The First World War introduced the widespread use of lethal chemical weapons. In its aftermath, the British government, like that of many states, had to prepare civilians to confront such weapons in a future war. Over the course of the interwar period, it developed individual anti-gas protection as a cornerstone of civil defence. Susan R. Grayzel traces the fascinating history of one object – the civilian gas mask – through the years 1915–1945 and, in so doing, reveals the reach of modern, total war and the limits of the state trying to safeguard civilian life in an extensive empire. Drawing on records from Britain's Colonial, Foreign, War and Home Offices and other archives alongside newspapers, journals, personal accounts and cultural sources, she connects the histories of the First and Second World Wars, combatants and civilians, men and women, metropole and colony, illuminating how new technologies of warfare shaped culture, politics, and society.

Reviews

‘Grayzel's book is a compelling account of the social life of gas masks. She tells the history of war through one object – the gas mask – highlighting the tsunami of emotions it incites, the intensity of people's imagination, and their terror in the face of bodily violence. It is a book guaranteed to destroy any complacency about the inhumanity of war.'

Joanna Bourke - author of Wounding the World: How Military Violence and War-Play Invade our Lives

‘This book encourages us to think about the idea of total war in the 20th century in new and surprising ways, through the lens of material culture, and the ‘weaponisation of the air'. Grayzel illuminates novel ways of thinking about the relationship between individual citizens and states, and the way that war permeated all aspects of life, for both men and women. Britain, and its empire, appear as fresh sites for understanding total war. I expect this will be a landmark book for the social and cultural history of the First and Second World Wars.'

Yasmin Khan - author of The Raj at War: a People's History of India's Second World War

‘One of the most horrifying strategies of twentieth-century warfare involved poisoning the air. Grayzel's meticulous study of popular and political responses to this awful prospect opens out the meanings and the legacies of efforts to protect the civilian body and offers new ways of understanding modern war.'

Penny Summerfield Source: author of Contesting Home Defence: Men, Women and the Home Guard in the Second World War

‘Grayzel’s impressive archival collection reveals the value of tracing one technological object as it moved from the battlefield onto civilian bodies and eventually into the minds of an entire generation.’

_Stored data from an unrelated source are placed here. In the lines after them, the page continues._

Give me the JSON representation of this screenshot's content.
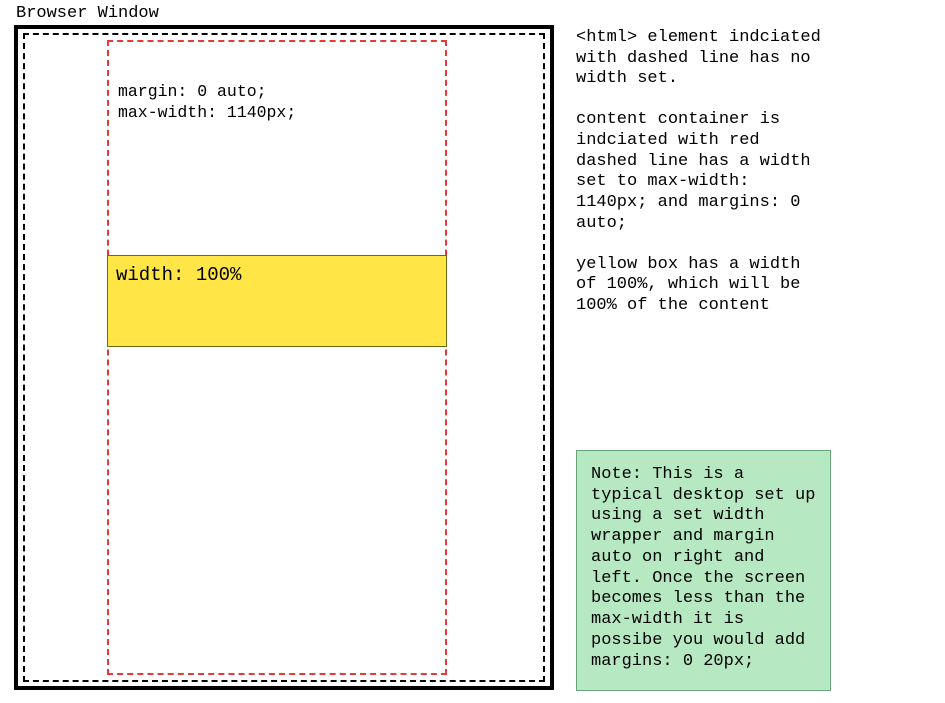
{
  "title": "Browser Window",
  "container_css_line1": "margin: 0 auto;",
  "container_css_line2": "max-width: 1140px;",
  "yellow_label": "width: 100%",
  "explain": {
    "p1": "<html> element indciated with dashed line has no width set.",
    "p2": "content container is indciated with red dashed line has a width set to max-width: 1140px; and margins: 0 auto;",
    "p3": "yellow box has a width of 100%, which will be 100% of the content"
  },
  "note": "Note: This is a typical desktop set up using a set width wrapper and margin auto on right and left. Once the screen becomes less than the max-width it is possibe you would add margins: 0 20px;"
}
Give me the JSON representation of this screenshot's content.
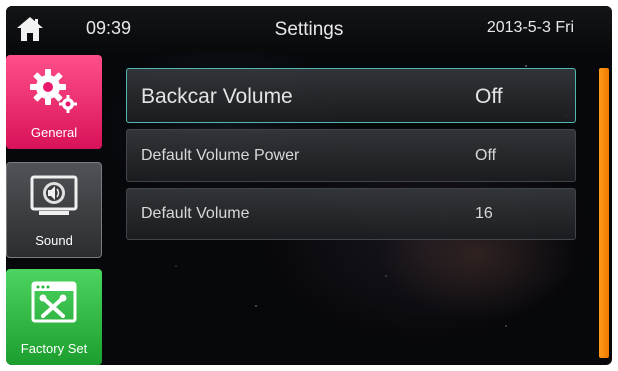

Peter Thompson Source: Technology and Culture

‘This book is not just a story about an object. It tells a deeper, more significant, story about the emergence of ‘civil defence’ and the national security state, the projection and exercise of power, and the changing character of modern warfare. … This is a methodologically innovative project and presents something relatively new to the history of warfare. Usefully, the practically minded epilogue presents a model for future work, and one is left wondering what other objects could be used to illuminate modern conflict still further.’

Alex Mayhew Source: War in History

‘Reading this book has made me reflect on the intrusive reach of the state into the private lives of its citizens at a time of national emergency, and the lengths to which governments in the not-too-distant past were able - and willing - to go to assure and support their citizens.’